(source) - Earlier this month, doctors reportedly performed life-saving surgery to remove a nine-pound hairball from an 18-year-old girl's stomach. The huge hairball was apparently the result of the teen compulsively eating bits of her own hair and wool chunks from a carpet. Fair warning: Pictures of the bloody hunk of hair and wool, embedded below, are exactly as disgusting as you'd expect.
Ayperi Alekseeva, from the Batken Province in Kyrgyzstan, reportedly couldn't eat food or drink any liquids without becoming ill. Eventually, doctors in Kyrgyzstan's capital, Bishkek, discovered the gargantuan hairball blocking Alekseeva's digestive system and performed emergency surgery.
"The parents brought her in after she started losing weight, and she couldn't eat anything," Professor Bahadir Bebezov, who performed the surgery, told Metro UK. "By the time we got her, should could not even drink water. We realized we needed to operate immediately. It was actually the only alternative, nothing else would solve the problem." Bebezov added, "In fact, her stomach was so badly swollen from hair and bits of wool from the carpet that it literally just oozed out soon as the wall of the stomach was cut."
According to Bebezov, Alekseeva is recovering nicely and has promised to stop eating her own hair.

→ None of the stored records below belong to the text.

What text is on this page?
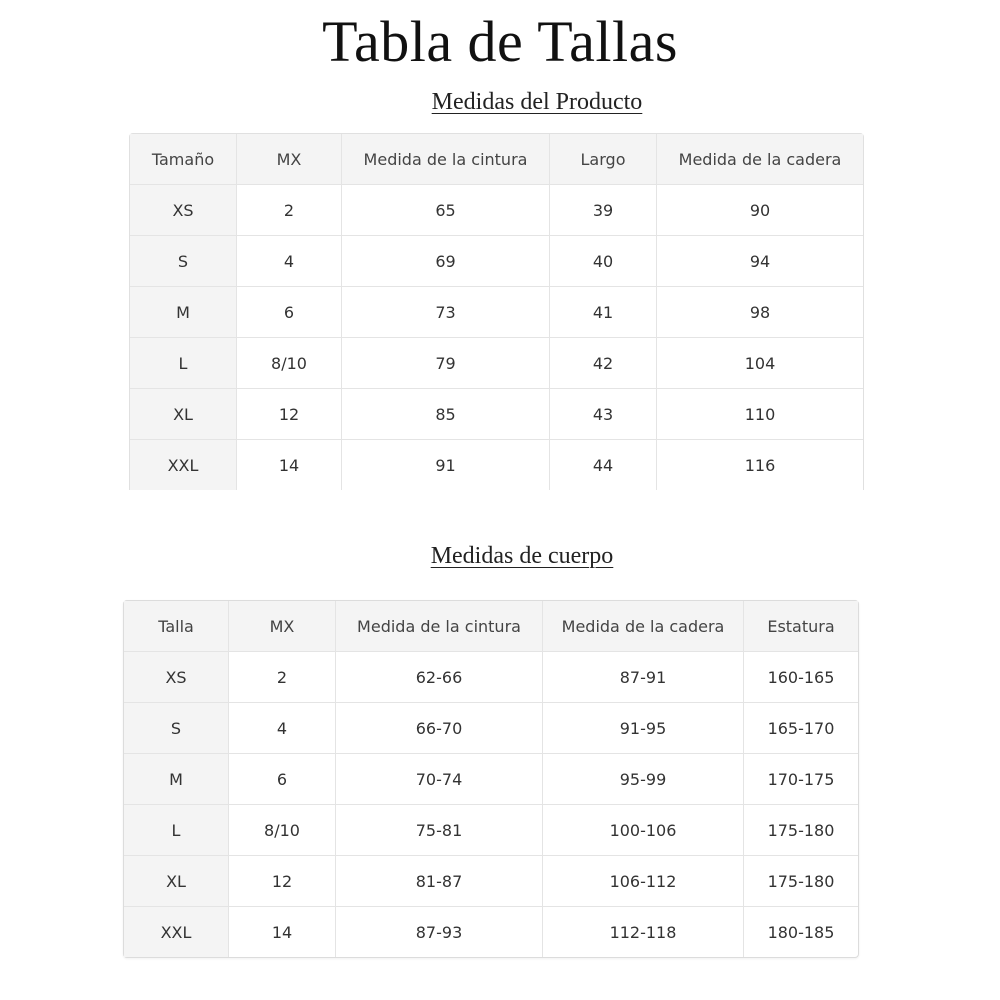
Tabla de Tallas
Medidas del Producto
Tamaño	MX	Medida de la cintura	Largo	Medida de la cadera
XS	2	65	39	90
S	4	69	40	94
M	6	73	41	98
L	8/10	79	42	104
XL	12	85	43	110
XXL	14	91	44	116
Medidas de cuerpo
Talla	MX	Medida de la cintura	Medida de la cadera	Estatura
XS	2	62-66	87-91	160-165
S	4	66-70	91-95	165-170
M	6	70-74	95-99	170-175
L	8/10	75-81	100-106	175-180
XL	12	81-87	106-112	175-180
XXL	14	87-93	112-118	180-185
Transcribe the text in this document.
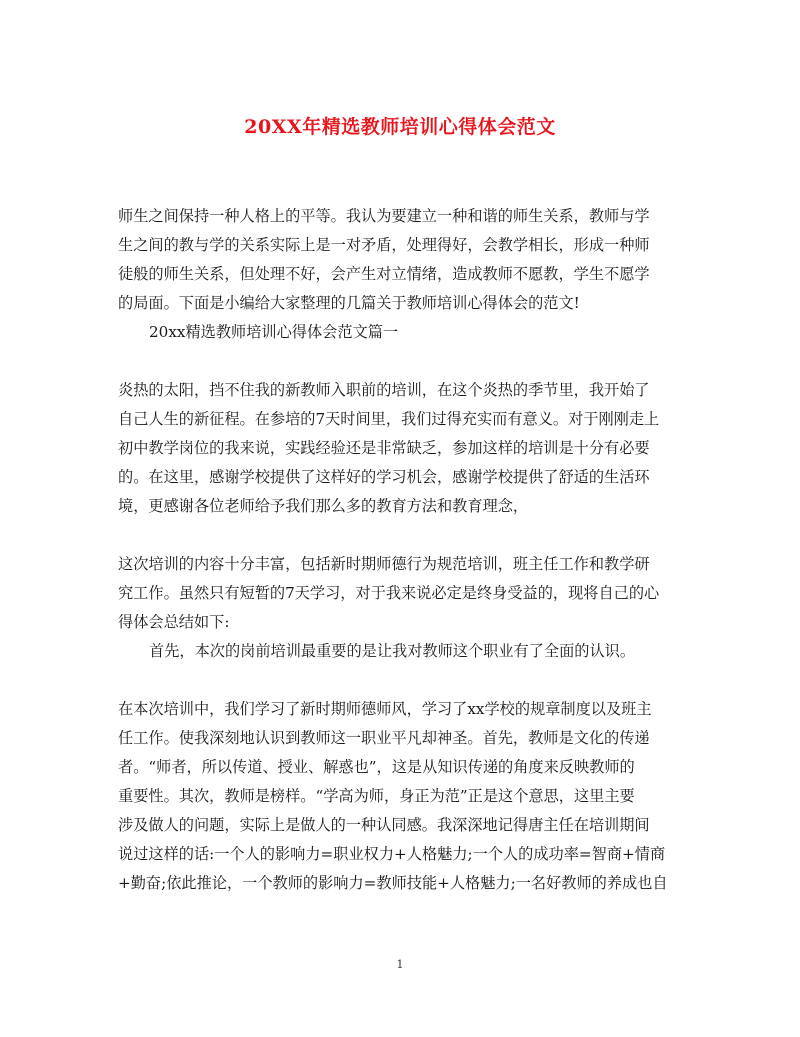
20XX年精选教师培训心得体会范文
师生之间保持一种人格上的平等。我认为要建立一种和谐的师生关系，教师与学
生之间的教与学的关系实际上是一对矛盾，处理得好，会教学相长，形成一种师
徒般的师生关系，但处理不好，会产生对立情绪，造成教师不愿教，学生不愿学
的局面。下面是小编给大家整理的几篇关于教师培训心得体会的范文!
20xx精选教师培训心得体会范文篇一
炎热的太阳，挡不住我的新教师入职前的培训，在这个炎热的季节里，我开始了
自己人生的新征程。在参培的7天时间里，我们过得充实而有意义。对于刚刚走上
初中教学岗位的我来说，实践经验还是非常缺乏，参加这样的培训是十分有必要
的。在这里，感谢学校提供了这样好的学习机会，感谢学校提供了舒适的生活环
境，更感谢各位老师给予我们那么多的教育方法和教育理念，
这次培训的内容十分丰富，包括新时期师德行为规范培训，班主任工作和教学研
究工作。虽然只有短暂的7天学习，对于我来说必定是终身受益的，现将自己的心
得体会总结如下:
首先，本次的岗前培训最重要的是让我对教师这个职业有了全面的认识。
在本次培训中，我们学习了新时期师德师风，学习了xx学校的规章制度以及班主
任工作。使我深刻地认识到教师这一职业平凡却神圣。首先，教师是文化的传递
者。“师者，所以传道、授业、解惑也”，这是从知识传递的角度来反映教师的
重要性。其次，教师是榜样。“学高为师，身正为范”正是这个意思，这里主要
涉及做人的问题，实际上是做人的一种认同感。我深深地记得唐主任在培训期间
说过这样的话:一个人的影响力=职业权力+人格魅力;一个人的成功率=智商+情商
+勤奋;依此推论，一个教师的影响力=教师技能+人格魅力;一名好教师的养成也自
1
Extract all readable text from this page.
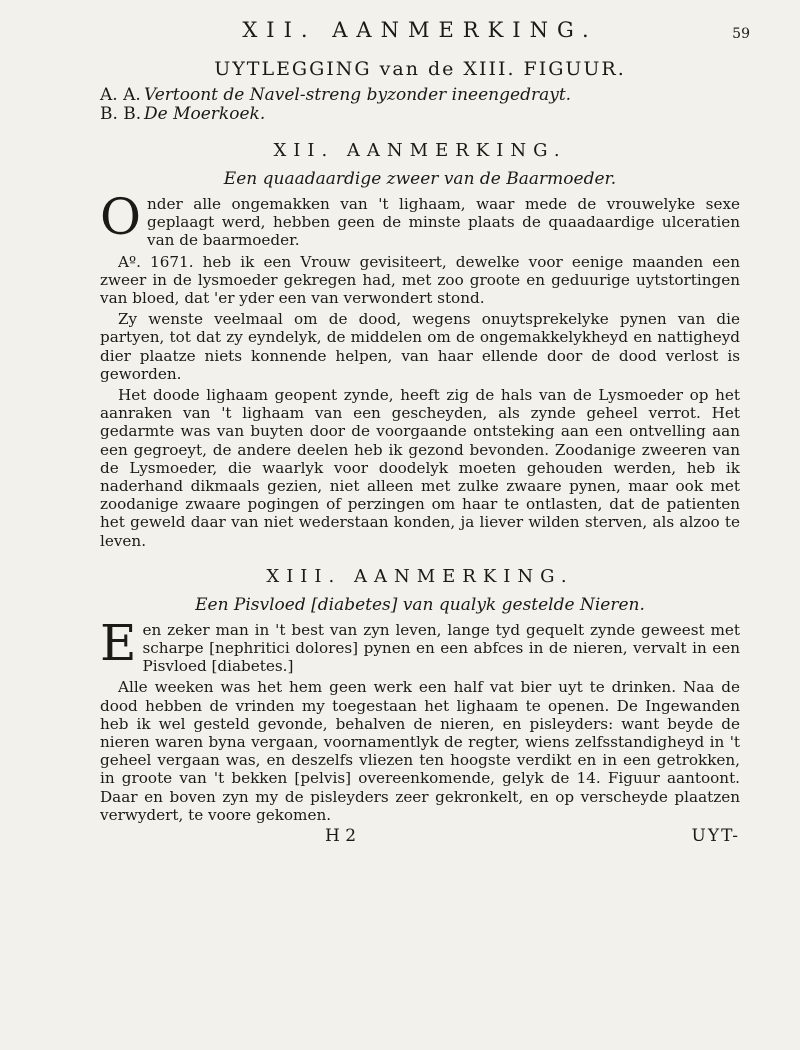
XII. AANMERKING.	59
UYTLEGGING van de XIII. FIGUUR.
A. A. Vertoont de Navel-streng byzonder ineengedrayt.
B. B. De Moerkoek.
XII. AANMERKING.
Een quaadaardige zweer van de Baarmoeder.

Onder alle ongemakken van 't lighaam, waar mede de vrouwelyke sexe geplaagt werd, hebben geen de minste plaats de quaadaardige ulceratien van de baarmoeder.

Aº. 1671. heb ik een Vrouw gevisiteert, dewelke voor eenige maanden een zweer in de lysmoeder gekregen had, met zoo groote en geduurige uytstortingen van bloed, dat 'er yder een van verwondert stond.

Zy wenste veelmaal om de dood, wegens onuytsprekelyke pynen van die partyen, tot dat zy eyndelyk, de middelen om de ongemakkelykheyd en nattigheyd dier plaatze niets konnende helpen, van haar ellende door de dood verlost is geworden.

Het doode lighaam geopent zynde, heeft zig de hals van de Lysmoeder op het aanraken van 't lighaam van een gescheyden, als zynde geheel verrot. Het gedarmte was van buyten door de voorgaande ontsteking aan een ontvelling aan een gegroeyt, de andere deelen heb ik gezond bevonden. Zoodanige zweeren van de Lysmoeder, die waarlyk voor doodelyk moeten gehouden werden, heb ik naderhand dikmaals gezien, niet alleen met zulke zwaare pynen, maar ook met zoodanige zwaare pogingen of perzingen om haar te ontlasten, dat de patienten het geweld daar van niet wederstaan konden, ja liever wilden sterven, als alzoo te leven.

XIII. AANMERKING.
Een Pisvloed [diabetes] van qualyk gestelde Nieren.

Een zeker man in 't best van zyn leven, lange tyd gequelt zynde geweest met scharpe [nephritici dolores] pynen en een abfces in de nieren, vervalt in een Pisvloed [diabetes.]

Alle weeken was het hem geen werk een half vat bier uyt te drinken. Naa de dood hebben de vrinden my toegestaan het lighaam te openen. De Ingewanden heb ik wel gesteld gevonde, behalven de nieren, en pisleyders: want beyde de nieren waren byna vergaan, voornamentlyk de regter, wiens zelfsstandigheyd in 't geheel vergaan was, en deszelfs vliezen ten hoogste verdikt en in een getrokken, in groote van 't bekken [pelvis] overeenkomende, gelyk de 14. Figuur aantoont. Daar en boven zyn my de pisleyders zeer gekronkelt, en op verscheyde plaatzen verwydert, te voore gekomen.

H 2	UYT-
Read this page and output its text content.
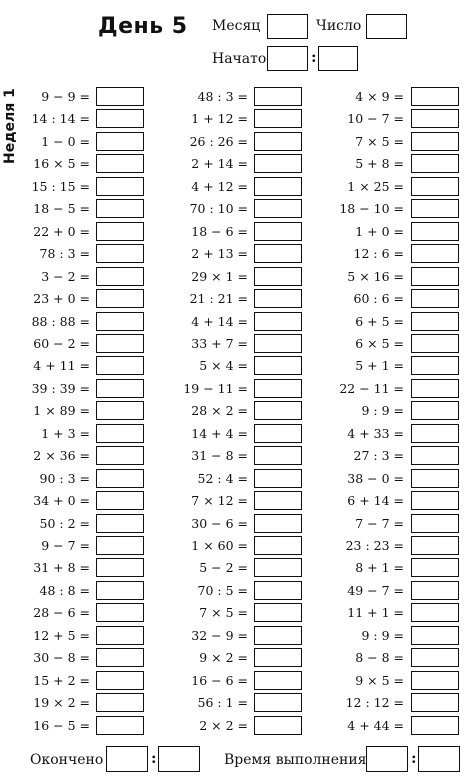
День 5 Месяц	Число
Начато	:
Неделя 1 9 − 9 =
14 : 14 =
1 − 0 =
16 × 5 =
15 : 15 =
18 − 5 =
22 + 0 =
78 : 3 =
3 − 2 =
23 + 0 =
88 : 88 =
60 − 2 =
4 + 11 =
39 : 39 =
1 × 89 =
1 + 3 =
2 × 36 =
90 : 3 =
34 + 0 =
50 : 2 =
9 − 7 =
31 + 8 =
48 : 8 =
28 − 6 =
12 + 5 =
30 − 8 =
15 + 2 =
19 × 2 =
16 − 5 =
48 : 3 =
1 + 12 =
26 : 26 =
2 + 14 =
4 + 12 =
70 : 10 =
18 − 6 =
2 + 13 =
29 × 1 =
21 : 21 =
4 + 14 =
33 + 7 =
5 × 4 =
19 − 11 =
28 × 2 =
14 + 4 =
31 − 8 =
52 : 4 =
7 × 12 =
30 − 6 =
1 × 60 =
5 − 2 =
70 : 5 =
7 × 5 =
32 − 9 =
9 × 2 =
16 − 6 =
56 : 1 =
2 × 2 =
4 × 9 =
10 − 7 =
7 × 5 =
5 + 8 =
1 × 25 =
18 − 10 =
1 + 0 =
12 : 6 =
5 × 16 =
60 : 6 =
6 + 5 =
6 × 5 =
5 + 1 =
22 − 11 =
9 : 9 =
4 + 33 =
27 : 3 =
38 − 0 =
6 + 14 =
7 − 7 =
23 : 23 =
8 + 1 =
49 − 7 =
11 + 1 =
9 : 9 =
8 − 8 =
9 × 5 =
12 : 12 =
4 + 44 =
Окончено	:	Время выполнения	:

"It's so gross, it's disgusting, it's sickening..." yada yada yada. I get it, shit's nasty. But my whole thing here is that she's gonna stop eating her own hair now? Uh, hey moron, are you fucking kidding me? You're sitting on (or I guess ingesting) a god damn gold mine and you're just gonna throw it all away cus the surgery was icky? Look, I'll admit I don't know much about hairballs, but I can GUARANTEE you that nobody else has ever had a legitimate fetus sized hairball removed from their stomach besides this girl right here. That's a world record, Alekseeva. You don't just let world record ability go to waste. You set one record, now your next goal has to be beating it. That's how champions live, girl. That's how champions live.
"Wait, how is a world record a gold mine? Do you get paid for world records?" I don't fuckin know, dude. Ask the Guiness people. But I'll tell you what world records do get you: endorsements. If this girl isn't doing some sort of commercial for Pantene Pro-V or Garnier within the next year, then she's doing life wrong. Just her swallowing some shampoo and then showing an X-ray of her stomach hair just looking healthy as fuck. I dunno, you can tweak the details later, but first you gotta be putting in the effort to keep this dream alive, Alekseeva. I feel like I'm the only one with any kind of forward thinking around here anymore.